First, Sony released the F3, a Super 35mm digital cinema camera for about $17,000 U.S. list price--$14,000 street price. The F3 has a 2K sensor, uses Sony's 35Mbps XDCAM EX codec, and comes with a dual-link HD-SDI interface. For an additional $4,000, it can be upgraded to 4:4:4 output and 3G-SDI.
Next, in a theater on the Paramount Pictures lot this afternoon, Canon announced its new EOS C300 digital cinema camera, based on the EOS DSLR platform, but with a new form factor and sensor. The sensor has 4K resolution, but it uses all the pixels in the sensor instead of line-skipping, and outputs a native 1920 x 1080 image. It uses Canon's 50Mbps XF codec at 4:2:2 and delivers 12 stops of dynamic range. Unlike the F3, it doesn't have options for dual-link HD-SDI, 3G-SDI or 4:4:4, but it does have Canon's Log format built-in. Two lens mounts are available: Canon's EF and Arri's industry-standard PL mount.
Unlike the Sony and most other cinema cameras and camcorders, the C300 doesn't have any automatic settings at all: No autofocus, automatic aperture, or automatic white balance. Everything is manual. That works for digital cinematography, but it's useless for "run & gun" situations, such as sports and documentaries, where the shot changes faster than most cinematographers can keep up.
The Canon, like the F3, comes with most of the essential accessories bundled, including the viewfinder, XLR audio interface, side grip, top handle, battery and charger. The list price of the C300 will be $20,000 (U.S.), and will ship in January 2012.
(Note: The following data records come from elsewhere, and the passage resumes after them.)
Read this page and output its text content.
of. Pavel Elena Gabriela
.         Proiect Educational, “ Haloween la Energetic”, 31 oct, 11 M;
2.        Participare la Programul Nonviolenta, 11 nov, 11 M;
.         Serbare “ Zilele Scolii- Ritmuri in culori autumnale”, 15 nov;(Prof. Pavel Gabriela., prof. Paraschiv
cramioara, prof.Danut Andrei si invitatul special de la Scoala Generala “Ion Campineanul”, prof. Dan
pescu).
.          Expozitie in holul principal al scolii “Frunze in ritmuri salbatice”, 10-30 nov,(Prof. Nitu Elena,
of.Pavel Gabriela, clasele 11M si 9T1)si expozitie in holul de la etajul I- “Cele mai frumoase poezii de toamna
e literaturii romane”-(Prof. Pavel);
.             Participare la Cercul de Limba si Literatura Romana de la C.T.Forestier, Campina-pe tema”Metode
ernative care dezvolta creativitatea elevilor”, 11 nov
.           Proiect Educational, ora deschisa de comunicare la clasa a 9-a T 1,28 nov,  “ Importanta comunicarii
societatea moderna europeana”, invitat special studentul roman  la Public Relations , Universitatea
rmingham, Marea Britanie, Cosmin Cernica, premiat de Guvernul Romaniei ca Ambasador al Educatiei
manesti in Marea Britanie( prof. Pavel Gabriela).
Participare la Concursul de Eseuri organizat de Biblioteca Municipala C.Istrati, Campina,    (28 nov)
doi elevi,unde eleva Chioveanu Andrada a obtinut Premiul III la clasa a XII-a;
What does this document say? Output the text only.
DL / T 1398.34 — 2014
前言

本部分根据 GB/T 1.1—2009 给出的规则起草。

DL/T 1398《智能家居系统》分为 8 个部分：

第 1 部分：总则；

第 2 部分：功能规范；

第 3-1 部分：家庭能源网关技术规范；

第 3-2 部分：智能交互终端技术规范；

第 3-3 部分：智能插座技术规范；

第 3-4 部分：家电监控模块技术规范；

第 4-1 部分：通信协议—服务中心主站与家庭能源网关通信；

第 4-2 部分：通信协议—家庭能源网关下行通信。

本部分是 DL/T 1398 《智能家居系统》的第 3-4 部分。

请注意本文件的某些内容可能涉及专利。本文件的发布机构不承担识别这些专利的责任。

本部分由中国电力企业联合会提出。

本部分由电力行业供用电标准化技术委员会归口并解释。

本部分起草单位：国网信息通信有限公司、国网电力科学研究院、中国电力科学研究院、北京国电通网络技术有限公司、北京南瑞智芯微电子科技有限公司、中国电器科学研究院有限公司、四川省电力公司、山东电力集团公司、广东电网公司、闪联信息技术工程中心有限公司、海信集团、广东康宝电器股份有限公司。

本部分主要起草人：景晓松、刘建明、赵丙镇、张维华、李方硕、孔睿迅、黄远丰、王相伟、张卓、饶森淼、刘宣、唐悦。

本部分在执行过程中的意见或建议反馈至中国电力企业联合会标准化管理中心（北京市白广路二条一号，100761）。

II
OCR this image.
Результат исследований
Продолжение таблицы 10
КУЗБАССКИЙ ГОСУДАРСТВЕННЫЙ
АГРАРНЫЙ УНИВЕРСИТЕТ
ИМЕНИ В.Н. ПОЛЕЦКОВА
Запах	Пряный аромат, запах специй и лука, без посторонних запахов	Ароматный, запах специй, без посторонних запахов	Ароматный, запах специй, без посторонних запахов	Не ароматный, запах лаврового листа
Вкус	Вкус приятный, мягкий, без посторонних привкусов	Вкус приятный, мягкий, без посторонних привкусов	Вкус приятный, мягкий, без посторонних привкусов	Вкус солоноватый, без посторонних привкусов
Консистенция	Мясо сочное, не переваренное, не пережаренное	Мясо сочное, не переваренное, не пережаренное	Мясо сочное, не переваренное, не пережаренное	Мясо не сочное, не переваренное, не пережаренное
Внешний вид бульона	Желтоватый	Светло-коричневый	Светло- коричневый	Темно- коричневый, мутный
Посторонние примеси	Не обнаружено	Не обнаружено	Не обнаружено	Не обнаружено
No sooner would the ink about the C300 have dried on the page if we were still printing ink on pages, than Jim Jannard of Red was standing in front of another group in another theater in Los Angeles, introducing the Scarlet. Yep, THAT Scarlet, the one that's been announced more times than Harold Camping has predicted the Rapture. However, it's not really THAT Scarlet, the model that was supposed to cost $3,000 with a 3K 2/3" sensor and a fixed lens. The Scarlet-X that Jannard introduced has the same Mysterium-X imager as the Red EPIC, uses all the same accessories at the EPIC, and can be purchased with either a EF or PL mount.
The Scarlet-X's sensor has 5K resolution for still images, 4K at 1-25 fps, 2K at 60 fps, and 1K at 120 fps. The sensor's dynamic range is 13.5 stops, and up to 18 stops with HDRx enabled. It records REDCODE RAW at 440Mbps--almost nine times more data per second than Canon's C300. The basic Scarlet-X sells for $9,750, including the imager, an EF mount, Brain (central processor) and side mount for a Solid State Drive. Add $1,500 for a Titanium PL mount; a full configuration with viewfinder and HD-SDI output is $14,000. The Scarlet-X with the PL mount will start shipping this month, and with the EF mount will begin shipping on December 1st. Red estimates that it will take until February to fill all the existing back orders.
The Canon C300 has been seeded to a handful of cinematographers; it's not clear if anyone outside Red has used the Scarlet-X. In any case, reviews of both cameras should start showing up in a few weeks. There are now three digital cinema cameras in the $14,000 to $20,000 range, all of which can do things that required cameras of two or three times their price a year ago.